The chapters that follow are very different from those that make up the rest of this volume. The title of the section, “Reflections in the Water,” suggests the introspective and meditative tone of many of the pieces as well as their subject. That water figures so prominently is notable not only because the political border dividing the United States and Canada is such a waterlogged one, but because water is so often a central and transformative element for those who grow up near it. It is a theme that runs through Western literature from The Odyssey to Huckleberry Finn to Life of Pi. I suspect it is a prominent theme as well in the personal histories of many of the people who devote themselves to environmental studies and the natural sciences.

The contributors to this section are a varied and well-travelled group. All, in one way or another, have committed a significant portion of their careers to studying aspects of the border between Canada and the United States. But their studies have not been limited to analytic research. They have been to the places they study; have waded in and gotten muddy; have hiked, sailed, canoed, kayaked, bicycled, and fished there. I would argue that those immersive activities have carried them deeper into their subjects than scholastic work alone could take them.

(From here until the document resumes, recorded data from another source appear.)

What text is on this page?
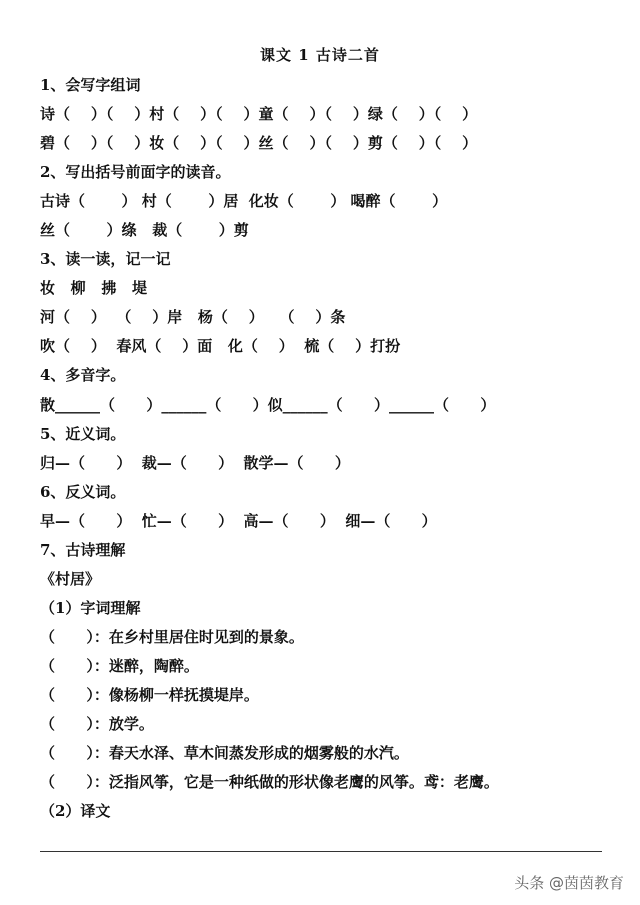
课文 1 古诗二首
1、会写字组词
诗（    ）（    ）村（    ）（    ）童（    ）（    ）绿（    ）（    ）
碧（    ）（    ）妆（    ）（    ）丝（    ）（    ）剪（    ）（    ）
2、写出括号前面字的读音。
古诗（       ） 村（       ）居  化妆（       ） 喝醉（       ）
丝（       ）绦   裁（       ）剪
3、读一读，记一记
妆   柳   拂   堤
河（    ）  （    ）岸   杨（    ）   （    ）条
吹（    ）  春风（    ）面   化（    ）  梳（    ）打扮
4、多音字。
散______（      ）______（      ）似______（      ）______（      ）
5、近义词。
归—（      ）  裁—（      ）  散学—（      ）
6、反义词。
早—（      ）  忙—（      ）  高—（      ）  细—（      ）
7、古诗理解
《村居》
（1）字词理解
（      ）：在乡村里居住时见到的景象。
（      ）：迷醉，陶醉。
（      ）：像杨柳一样抚摸堤岸。
（      ）：放学。
（      ）：春天水泽、草木间蒸发形成的烟雾般的水汽。
（      ）：泛指风筝，它是一种纸做的形状像老鹰的风筝。鸢：老鹰。
（2）译文
头条 @茵茵教育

Such personal and immersive connections with the land are central to the long tradition of nature writing, a genre that the essayist Edward Hoagland defined as “biology with love.”1 Writers and thinkers as varied as Montaigne, Gilbert White, Darwin, Thoreau, Rachel Carson, Aldo Leopold, Annie Dillard, Barry Lopez, and E.O. Wilson have demonstrated that writing creatively about a place makes that place immediate to readers. A narrative that includes a deeply felt personal connection draws the reader even closer. Done well, such writing engages us, stimulating our imaginations to see, hear, scent, and feel the place as vividly as if we had actually been there. The same process is at work in fiction when a character “comes alive” for the reader. Precise and evocative language and carefully chosen images inspire emotional responses that many readers find more convincing than even the most carefully crafted dialectic treatments.

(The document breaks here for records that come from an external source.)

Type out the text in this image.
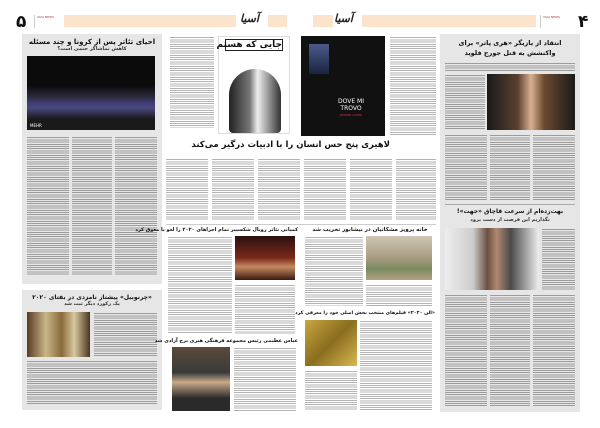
۵	ASIA NEWS	آسیا	آسیا	ASIA NEWS	۴
احیای تئاتر پس از کرونا و چند مسئله
کاهش تماشاگر حتمی است؟
MEHR
«چرنوبیل» پیشتاز نامزدی در بفتای ۲۰۲۰
یک رکورد دیگر ثبت شد
جایی که هستم
DOVE MI TROVO
JHUMPA LAHIRI
لاهیری پنج حس انسان را با ادبیات درگیر می‌کند
کمپانی تئاتر رویال شکسپیر تمام اجراهای ۲۰۲۰ را لغو یا معوق کرد	خانه پرویز مشکاتیان در نیشابور تخریب شد
«الن ۲۰۲۰» فیلم‌های منتخب بخش اصلی خود را معرفی کرد
عباس عظیمی رئیس مجموعه فرهنگی هنری برج آزادی شد
انتقاد از بازیگر «هری پاتر» برای واکنشش به قتل جورج فلوید
بهت‌زده‌ام از سرعت قاچاق «جهت»!
نگذاریم این فرصت از دست برود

It should surprise no one that writing about experiencing a place is markedly different than writing about the place from a purely academic or scientific point of view. It’s personal, and it should be. There’s room for personal pronouns and the active voice. There’s room also for humour, metaphor, and imagination. In my own experience—being a writer trained in literary arts, and having earned my living for many years writing about personal encounters in nature for a popular audience—those techniques are completely natural. They’re the tools I reach for reflexively. So it always interests me to work with scholars who have been trained to eliminate the personal and imaginative from their work. It is equally interesting to see how eager many of them are to break those strictures and make their writing more vivid, lively, and interesting. I’m confident that those qualities are appreciated by readers of every kind.

What follows are the reflections of seven very different writers remembering the very different waters that have wound through their lives. The results are as diverse and interesting as the border country itself.

Note

1 Tigers & Ice: Reflections on Nature and Life (New York: Lyons, 2000).